Onkoplastik cerrahi formları ile sıradan bir göğüs kanserinde memeyi almak yerine daha az ve daha gerçek alana radyoterapi verilmesi imkanı sağlandığını söyleyen Prof. Dr. Ağalar, hususla ilgili şu biçimde konuştu:
“Memenin içinin boşaltılması, sıradan bir göğüs kanserinde iki göğsün alınıp yerine yeni göğüs yapılması hayli gereksiz, hastaya acı veren ve riskli işlerdir. Amerikan Plastik Cerrahi ve Amerikan Cerrahi Derneği’nin kesin endikasyonlar bulunmadığı sürece yapma dediği 5 husustan bir tanesi alelade göğüs kanserinde her iki göğsün boşaltılıp yeni göğüs yapılmasıdır. Memeyi koruyabilmek epeyce kıymetlidir. Bunun için onkoplastik cerrahi biçimlerini kullanıyoruz. Onkoplastik cerrahi formları dediğimiz şey; onkolojik ve plastik cerrahi hallerinin harmonizasyonudur. Göğsün içinin boşaltılıp yeni göğüs yapılması değildir. Bu tedavi tekniği son 7-8 yıldır Türkiye’de yaygınlaşmıştır. Büyük bir göğüs kanserine verilecek ışınım dozuyla küçültülmüş bir göğüs kanserine verilecek ışınım dozu içinde epeyce fark var. Onkoplastik cerrahi prosedürü, daha az ve daha hakikat alana radyoterapi verilmesi imkanı sağlar. Göğüs İçindeki tümörü çıkardığımız vakit orada kalacak boşluğu kendi göğüs dokusuyla doldurmazsak radyoterapiden daha sonra birtakım kozmetik çöküntüler, bozukluklar ve deformasyonlar olur. Bu metot ile bahsi geçen durumlar da engellenmiş oluyor.”

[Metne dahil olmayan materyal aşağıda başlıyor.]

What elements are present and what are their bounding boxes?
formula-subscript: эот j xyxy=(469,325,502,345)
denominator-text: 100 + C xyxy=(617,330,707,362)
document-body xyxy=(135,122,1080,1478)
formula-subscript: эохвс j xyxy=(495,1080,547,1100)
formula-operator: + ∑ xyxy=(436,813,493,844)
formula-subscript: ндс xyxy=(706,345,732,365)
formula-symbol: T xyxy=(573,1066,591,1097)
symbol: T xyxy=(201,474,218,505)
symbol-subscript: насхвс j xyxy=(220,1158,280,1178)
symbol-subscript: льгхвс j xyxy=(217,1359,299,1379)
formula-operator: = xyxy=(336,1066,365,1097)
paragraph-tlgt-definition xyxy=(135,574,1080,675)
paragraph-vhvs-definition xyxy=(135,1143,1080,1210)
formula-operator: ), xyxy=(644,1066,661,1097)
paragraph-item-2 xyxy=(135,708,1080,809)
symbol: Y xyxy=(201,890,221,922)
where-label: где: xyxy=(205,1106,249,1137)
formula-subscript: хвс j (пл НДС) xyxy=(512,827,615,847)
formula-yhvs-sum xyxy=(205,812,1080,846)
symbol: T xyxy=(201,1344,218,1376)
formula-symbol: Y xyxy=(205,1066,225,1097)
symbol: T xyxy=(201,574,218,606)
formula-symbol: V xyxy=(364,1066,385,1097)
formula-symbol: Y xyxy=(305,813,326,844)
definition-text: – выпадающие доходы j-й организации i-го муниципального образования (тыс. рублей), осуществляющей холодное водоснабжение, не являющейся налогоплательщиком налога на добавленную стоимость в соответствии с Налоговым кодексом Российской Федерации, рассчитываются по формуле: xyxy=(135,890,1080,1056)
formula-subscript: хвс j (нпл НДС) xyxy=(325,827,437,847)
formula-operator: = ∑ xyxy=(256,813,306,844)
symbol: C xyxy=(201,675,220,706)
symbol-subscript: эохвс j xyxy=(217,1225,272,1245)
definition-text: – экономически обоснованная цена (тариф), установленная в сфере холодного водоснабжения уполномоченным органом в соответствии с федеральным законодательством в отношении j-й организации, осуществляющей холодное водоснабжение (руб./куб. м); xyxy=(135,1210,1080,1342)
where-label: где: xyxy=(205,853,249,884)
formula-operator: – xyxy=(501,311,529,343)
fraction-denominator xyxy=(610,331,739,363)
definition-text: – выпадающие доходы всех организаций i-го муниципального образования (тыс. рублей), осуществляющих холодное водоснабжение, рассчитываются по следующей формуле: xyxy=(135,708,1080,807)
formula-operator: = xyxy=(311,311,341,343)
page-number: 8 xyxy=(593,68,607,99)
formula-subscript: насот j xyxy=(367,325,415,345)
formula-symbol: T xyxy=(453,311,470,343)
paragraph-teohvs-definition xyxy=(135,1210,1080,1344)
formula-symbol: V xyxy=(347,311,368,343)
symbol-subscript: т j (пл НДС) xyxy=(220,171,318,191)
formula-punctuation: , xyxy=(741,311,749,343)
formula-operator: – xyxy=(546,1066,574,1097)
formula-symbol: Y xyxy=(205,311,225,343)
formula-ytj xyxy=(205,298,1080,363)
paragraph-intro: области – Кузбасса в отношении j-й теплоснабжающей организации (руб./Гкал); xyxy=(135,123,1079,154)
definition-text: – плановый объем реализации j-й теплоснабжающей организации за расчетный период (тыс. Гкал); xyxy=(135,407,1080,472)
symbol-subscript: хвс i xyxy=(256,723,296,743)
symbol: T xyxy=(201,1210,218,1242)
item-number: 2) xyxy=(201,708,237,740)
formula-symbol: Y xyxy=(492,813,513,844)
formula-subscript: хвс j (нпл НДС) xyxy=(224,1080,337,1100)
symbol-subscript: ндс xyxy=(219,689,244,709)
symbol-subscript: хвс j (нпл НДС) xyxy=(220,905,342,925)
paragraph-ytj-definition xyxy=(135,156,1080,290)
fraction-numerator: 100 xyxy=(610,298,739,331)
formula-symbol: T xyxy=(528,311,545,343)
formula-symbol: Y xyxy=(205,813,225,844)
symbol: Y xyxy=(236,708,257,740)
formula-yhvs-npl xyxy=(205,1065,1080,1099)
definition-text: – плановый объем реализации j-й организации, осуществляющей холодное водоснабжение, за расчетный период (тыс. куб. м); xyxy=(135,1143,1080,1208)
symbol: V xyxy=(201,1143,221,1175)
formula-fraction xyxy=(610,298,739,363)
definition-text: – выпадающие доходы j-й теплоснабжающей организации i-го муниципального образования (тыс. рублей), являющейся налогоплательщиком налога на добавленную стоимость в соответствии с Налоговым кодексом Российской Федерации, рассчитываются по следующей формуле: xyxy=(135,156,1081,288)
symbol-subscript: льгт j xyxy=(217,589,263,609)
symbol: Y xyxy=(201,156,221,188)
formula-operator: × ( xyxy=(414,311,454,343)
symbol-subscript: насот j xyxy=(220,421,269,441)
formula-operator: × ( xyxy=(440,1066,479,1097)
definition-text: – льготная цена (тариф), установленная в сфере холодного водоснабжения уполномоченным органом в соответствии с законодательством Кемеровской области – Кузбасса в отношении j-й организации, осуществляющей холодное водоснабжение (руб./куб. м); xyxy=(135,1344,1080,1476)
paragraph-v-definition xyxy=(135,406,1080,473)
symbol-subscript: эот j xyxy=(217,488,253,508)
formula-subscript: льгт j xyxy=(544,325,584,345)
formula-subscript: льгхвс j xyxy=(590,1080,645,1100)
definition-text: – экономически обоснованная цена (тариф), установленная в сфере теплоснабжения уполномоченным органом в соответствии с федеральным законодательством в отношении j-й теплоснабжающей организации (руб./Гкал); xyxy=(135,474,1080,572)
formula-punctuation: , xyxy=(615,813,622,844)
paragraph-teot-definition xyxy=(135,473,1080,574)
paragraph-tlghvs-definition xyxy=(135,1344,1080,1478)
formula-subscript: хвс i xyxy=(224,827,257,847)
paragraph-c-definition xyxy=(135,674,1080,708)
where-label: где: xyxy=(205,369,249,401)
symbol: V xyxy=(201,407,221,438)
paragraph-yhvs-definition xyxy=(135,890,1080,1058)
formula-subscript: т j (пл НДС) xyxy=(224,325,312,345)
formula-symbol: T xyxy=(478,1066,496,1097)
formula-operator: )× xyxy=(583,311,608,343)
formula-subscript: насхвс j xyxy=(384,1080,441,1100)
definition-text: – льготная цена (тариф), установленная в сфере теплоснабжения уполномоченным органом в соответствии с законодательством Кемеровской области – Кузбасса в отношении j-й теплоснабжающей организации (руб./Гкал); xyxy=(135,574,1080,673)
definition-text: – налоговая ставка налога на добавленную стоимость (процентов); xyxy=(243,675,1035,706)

‘Kanserden korkma, geç kalmaktan kork’ bildirileri verildiğini fakat birtakım hastaların tabibin söylemiş olduği her şeyi yapmış bulunmasına ve denetimli davranmasına karşın kemik metastazı ile doktora başvurduğunu belirten Medicana Ataşehir Hastanesi Genel Cerrahi Uzmanı Prof. Dr. Fatih Ağalar, “Hasta geç kalmamış, kendisini muayene etmiş, elinden gelen her şeyi yapmış. Bu yüzden en başta metastazla gelmiş kıymetli bir hasta kümesi mevcut. Onlara da şöyleki bir bildirimiz var; göğüs kanseri artık şeker hastalığı üzere kronik bir hastalıktır. kimi vakit düşüşler olabilir fakat bizim hedefimiz onu yeniden eski haline döndürmek. Bugün her iki müspet metastatik göğüs kanserinde büsbütün kür olabilen hastalar var” dedi.
” AMELİYAT ETMESEK HASTALARA BİR ŞEY OLUR MU?”
Gelişen teknolojiler kararında göğüs kanseri tedavisinde değerli yol kat edildiğini belirten Prof. Dr. Ağalar, önümüzdeki senelerda kanser tedavisinde kullanılan cerrahi süreçlerin akıbetiyle ilgili de aşağıdaki ayrıntıları verdi:
“Şu an ‘Acaba birtakım hastalara kemoterapi vermeden yalnızca akıllı ilaçla gidebilir miyiz?’ deniliyor. Biz ameliyatlardan evvel ilaç ile tümörü küçültüyoruz. bu biçimdelikle hastanın tümörü varken bizim dışardan verdiğimiz araç tesir ediyor mu etmiyor mu onu görüyoruz. Kılavuzlar doğrultusunda tümör, uygulanan tedaviler daha sonrası yok olsa bile tümörlü alanı ameliyat etmemiz gerekiyor. Bu kapsamda yapılan birden fazla ameliyatlarda hiç tümör bulamıyoruz. Patolog ‘tümör kalmamış, hepsi ölmüş’ diyor. Buna patolojik tam cevap diyoruz. Patolojik tam cevap olan hastaların sağ kalım oranları olağan beşerlerle birebir. İşte bu noktada ‘Sadece gayeye yönelik tedaviyi versek, ameliyat etmesek hastalara bir şey olur mu?’ sorusu gündeme geliyor. Büyük ihtimalle olmaz lakin hangi hastada tam cevap aldığımızı hangisinde alamadığımızı bilmediğimiz için hala ameliyat süreçlerini gerçekleştiriyoruz. O denli zannediyorum ki önümüzdeki 5-6 sene ortasında ameliyatlar yavaş yavaş azalıp, yok olacak.”